Neste capítulo, vamos traçar um panorama do ambiente intelectual alemão na segunda metade do séc. XIX, procurando mostrar o tipo de pesquisa que estava sendo realizada quando Edward Titchener chega para estudar com Wilhelm Wundt na Universidade de Leipzig. Conforme Duane Shultz e Sydney Schultz, em a História da

Psicologia Moderna (1992):

A ciência tinha para os alemães uma acepção bem mais ampla. Na França e na Inglaterra, a ciência era algo limitado à física e à química, que podiam ser abordadas quantitativamente. Na Alemanha, em contrapartida, a ciência incluía áreas como fonética, linguística, história, arqueologia, estética, lógica e crítica literária. Os estudiosos franceses e ingleses eram céticos quanto à aplicação da ciência a algo tão complexo como a mente humana295.

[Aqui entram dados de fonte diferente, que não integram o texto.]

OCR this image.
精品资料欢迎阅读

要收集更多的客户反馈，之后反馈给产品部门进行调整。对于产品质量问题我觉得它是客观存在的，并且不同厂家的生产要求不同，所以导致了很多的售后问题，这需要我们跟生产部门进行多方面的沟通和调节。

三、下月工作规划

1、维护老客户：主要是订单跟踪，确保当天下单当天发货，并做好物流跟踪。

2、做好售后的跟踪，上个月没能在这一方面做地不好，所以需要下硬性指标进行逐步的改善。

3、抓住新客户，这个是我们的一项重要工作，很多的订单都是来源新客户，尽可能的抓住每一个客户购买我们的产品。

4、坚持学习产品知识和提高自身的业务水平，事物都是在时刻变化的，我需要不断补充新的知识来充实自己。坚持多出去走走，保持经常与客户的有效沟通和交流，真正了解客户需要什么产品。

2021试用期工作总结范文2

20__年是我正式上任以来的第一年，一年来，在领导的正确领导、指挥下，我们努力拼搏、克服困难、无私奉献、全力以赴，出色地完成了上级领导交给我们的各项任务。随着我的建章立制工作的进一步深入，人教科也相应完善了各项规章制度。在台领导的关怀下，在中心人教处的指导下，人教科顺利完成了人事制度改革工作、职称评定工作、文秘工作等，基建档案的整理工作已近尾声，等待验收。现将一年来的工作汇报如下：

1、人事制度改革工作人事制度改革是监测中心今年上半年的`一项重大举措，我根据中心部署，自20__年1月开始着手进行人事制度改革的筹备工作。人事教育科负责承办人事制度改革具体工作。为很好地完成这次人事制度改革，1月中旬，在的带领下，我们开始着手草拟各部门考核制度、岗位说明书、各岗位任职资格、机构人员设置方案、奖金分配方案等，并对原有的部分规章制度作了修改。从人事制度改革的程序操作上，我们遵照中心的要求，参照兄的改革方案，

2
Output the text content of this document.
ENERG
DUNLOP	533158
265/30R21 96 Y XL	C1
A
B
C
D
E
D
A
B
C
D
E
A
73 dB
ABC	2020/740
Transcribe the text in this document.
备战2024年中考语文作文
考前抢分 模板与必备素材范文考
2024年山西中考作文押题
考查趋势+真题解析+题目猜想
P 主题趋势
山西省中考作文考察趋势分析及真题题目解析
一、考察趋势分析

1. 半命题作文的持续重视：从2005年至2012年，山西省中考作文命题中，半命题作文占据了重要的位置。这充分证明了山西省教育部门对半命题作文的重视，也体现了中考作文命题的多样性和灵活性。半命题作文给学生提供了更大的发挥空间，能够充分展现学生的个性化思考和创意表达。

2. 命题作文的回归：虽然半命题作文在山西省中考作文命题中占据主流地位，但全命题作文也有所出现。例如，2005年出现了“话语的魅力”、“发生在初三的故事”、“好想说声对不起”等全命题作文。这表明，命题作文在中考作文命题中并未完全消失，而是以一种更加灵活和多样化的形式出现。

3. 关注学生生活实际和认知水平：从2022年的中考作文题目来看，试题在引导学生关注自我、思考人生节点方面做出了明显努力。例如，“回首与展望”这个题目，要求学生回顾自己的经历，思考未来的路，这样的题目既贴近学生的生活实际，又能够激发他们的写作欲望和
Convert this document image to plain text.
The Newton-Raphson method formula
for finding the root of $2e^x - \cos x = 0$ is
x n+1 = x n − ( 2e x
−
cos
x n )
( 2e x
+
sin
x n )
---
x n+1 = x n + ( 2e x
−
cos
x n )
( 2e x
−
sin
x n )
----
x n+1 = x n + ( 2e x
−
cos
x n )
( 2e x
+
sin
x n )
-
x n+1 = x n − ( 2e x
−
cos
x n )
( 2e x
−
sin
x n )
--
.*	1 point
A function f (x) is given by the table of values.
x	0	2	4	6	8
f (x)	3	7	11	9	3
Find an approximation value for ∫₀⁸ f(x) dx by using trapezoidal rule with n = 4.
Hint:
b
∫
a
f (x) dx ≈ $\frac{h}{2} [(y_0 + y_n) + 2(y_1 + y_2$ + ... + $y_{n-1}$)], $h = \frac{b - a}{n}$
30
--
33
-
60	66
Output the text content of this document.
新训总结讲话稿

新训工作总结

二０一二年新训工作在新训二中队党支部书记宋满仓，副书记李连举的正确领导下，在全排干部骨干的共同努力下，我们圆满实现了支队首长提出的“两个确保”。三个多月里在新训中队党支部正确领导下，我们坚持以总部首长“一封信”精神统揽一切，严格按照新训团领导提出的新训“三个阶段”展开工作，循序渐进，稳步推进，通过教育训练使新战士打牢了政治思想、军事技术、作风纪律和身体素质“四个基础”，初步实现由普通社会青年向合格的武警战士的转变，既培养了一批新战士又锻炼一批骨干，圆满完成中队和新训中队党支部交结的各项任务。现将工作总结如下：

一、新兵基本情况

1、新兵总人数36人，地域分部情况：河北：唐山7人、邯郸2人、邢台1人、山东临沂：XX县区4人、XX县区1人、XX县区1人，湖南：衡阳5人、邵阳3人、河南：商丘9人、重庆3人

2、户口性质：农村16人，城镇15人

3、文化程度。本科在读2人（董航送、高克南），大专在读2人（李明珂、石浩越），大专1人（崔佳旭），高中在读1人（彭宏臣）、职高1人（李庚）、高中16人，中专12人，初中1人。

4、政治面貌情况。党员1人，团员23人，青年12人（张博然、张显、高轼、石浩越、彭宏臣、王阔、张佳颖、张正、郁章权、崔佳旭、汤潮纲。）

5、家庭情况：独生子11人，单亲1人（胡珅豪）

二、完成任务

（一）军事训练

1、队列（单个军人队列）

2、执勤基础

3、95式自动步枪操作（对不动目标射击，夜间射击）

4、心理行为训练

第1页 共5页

A Universidade de Berlim foi fundada em 1809 e, como mostra Robert M. Farr296, essa universidade introduz um novo elemento no panorama intelectual europeu, e que caracteriza o que se entende por “universidade moderna” – a Wissenchaft –, a qual não compreendia apenas o campo de pesquisa das ciências naturais, mas também o das ciências sociais. Como mostra Robert Farr, na obra As Raízes da Psicologia Social

Moderna (1998):

Embora a tradição da Wissenchaft separe a forma moderna da forma medieval de universidade, havia muita discussão entre os círculos acadêmicos na Alemanha a respeito de formas rivais de Wissenchaft. A distinção mais amplamente aceita era ente as Naturwissenchaften e as Geisteswissenchaften. Isso corresponde, de maneira superficial, no mundo de fala inglesa, à distinção entre ciências naturais, de um lado, e ciências humanas e sociais, de outro. Na Inglaterra e no País de Gales, por exemplo, corresponde à distinção entre a Royal Society de Londres e a Academia Britânica. A distinção é muito importante no atual contexto, pois levou Wundt a separar sua psicologia experimental (parte da Naturwissenchaften) de sua psicologia social (parte das Geistswissenschaften). Psicologia, para Wundt, era apenas em parte um ramo das ciências naturais. Ele percebeu que seria possível resolver experimentalmente certos problemas específicos dentro da filosofia. Esse projeto estritamente limitado, contudo, necessitava, em sua opinião, ser suplementado por uma forma de Geisteswissenschaften 297.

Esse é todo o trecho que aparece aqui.